No sé si es necesario viajar hasta Munich para ver a una japonesa borracha, a dos japonesas borrachas, incluso a tres japonesas con carita de porcelana borrachas como una cuba, pero el espectáculo era maravilloso. En la cervecería Hofbráuhaus, bajo el denso vapor de espuma agria, había una reata de niponas desmadradas con sus ojitos de almendra inyectados en sangre. Con resortes de gata, una de ellas trepó por una columna y, desde el capitel, se arrojó en plancha sobre el cuello de un alemán de 150 kilos de espesor, el cual no dejó por eso de cantar el vals lleno de regüeldos con un litro de cerveza en lo alto del puño. Era carnaval en Munich y fuera de la cervecería nevaba mansamente sobre las desiertas avenidas neoclásicas. Cuando llegué no se veía una sola máscara en la calle. Al caer la tarde del lunes los ejecutivos volvían a casa con gorro frigio y el maletín de combate en la mano; la policía vestía el disfraz de todo el año y el resto del personal llevaba la narizota colorada, aunque sólo por el frío. El termómetro marcaba siete grados bajo cero. Pero muy pronto hallé a un señor con una pata de palo y el ojo de pirata. Le pregunté:_¿Dónde es el carnaval?

-No saber.

Entonces le señalé tímidamente el parche negro y la madera de cerezo que le nacía en la rodilla izquierda. El alemán soltó una imprecación de terrible sonoridad, que no entendí y se palpó la pata de palo, gritando:

-Stalingrat!!

Después se levantó el parche hasta la frente y me enseñó con una mueca de ira el ojo seco bajo la nieve. A pesar de todo, en Munich había carnaval. Allí estaban, si no, los japoneses naufragados en las jarras de cerveza, flotando con la máquina de retratar a la altura del hígado.
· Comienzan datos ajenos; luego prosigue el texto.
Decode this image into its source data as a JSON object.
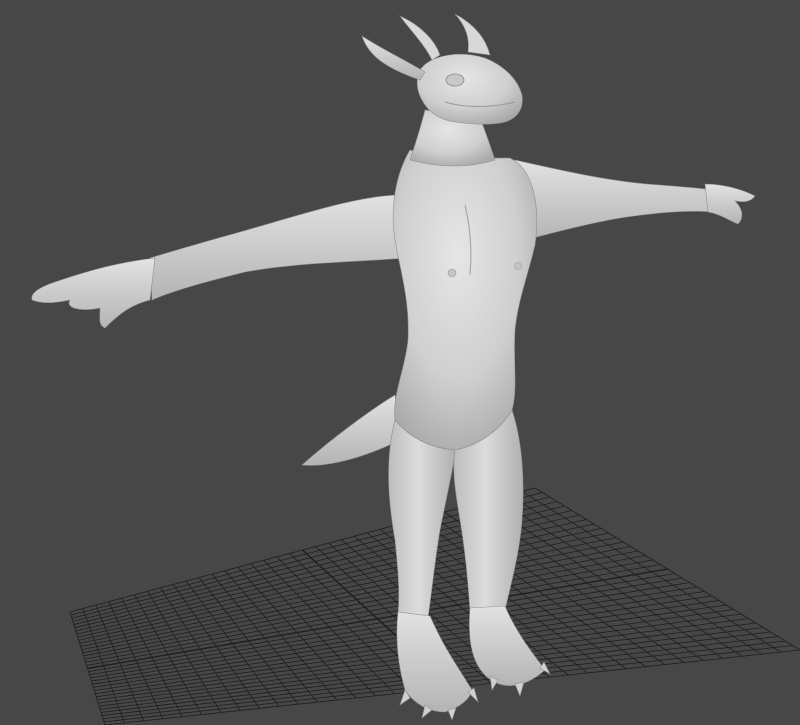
{
  "viewport": {
    "background_color": "#474747",
    "grid_line_color": "#1f1f1f",
    "model_color": "#d3d3d3",
    "model_shadow_color": "#9a9a9a",
    "shading": "smooth-shaded",
    "projection": "perspective",
    "grid_visible": true
  },
  "scene": {
    "object": "humanoid-dragon-sculpt",
    "pose": "t-pose",
    "features": [
      "horns",
      "ears",
      "tail",
      "clawed-hands",
      "clawed-feet"
    ]
  }
}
Las cervecerías de Munich son como almacenes renacentistas con capacidad para 5.000 borrachos de buen tamaño. Los techos de color chocolate, las columnas chaparras que sostienen porches sucesivos, las paredes con cornamentas de antílopes, ciervos, renos y otras cabras, las lámparas de hierro feroz, el templete de la orquesta, las arcadas pintadas de obispos con báculos de oro, guerreros barbudos, vírgenes góticas de cuello blando que miran ensimismadas la orgía, constituyen el escenario donde el paisano de Munich encuentra cada tarde su alma dentro de una salchicha blanca a la medida de un estómago del siglo XV, en el fondo de un cubo de cerveza. Todas las cervecerías de Munich son la misma -Mathäser, Hofbrähaus, Augustiner-Keller, Franziskaner- a efectos del rito, que consiste en beber hasta derrumbarse a plomo a los pies de las bancadas y de las mesas corridas, al son alegre de una música de Baviera de mucho metal. Eso sucede un día cualquiera

Ahora hay que imaginar estos almacenes renacentistas abarrotados de máscaras de carnaval que se agitaban en la humareda bebiendo a tope, la marca de colores que se balanceaba cantando al son de una musica a toda pastilla, centenares de tetas, pescuezos, muslos, barbas, brazos y enormes tripas rehogadas en cerveza. La densidad animal había liberado un olor caliente y agrio, refrescado por el surtidor de espuma que brotaba ya de muchas orejas, de todas las narices de esta parroquia brutal.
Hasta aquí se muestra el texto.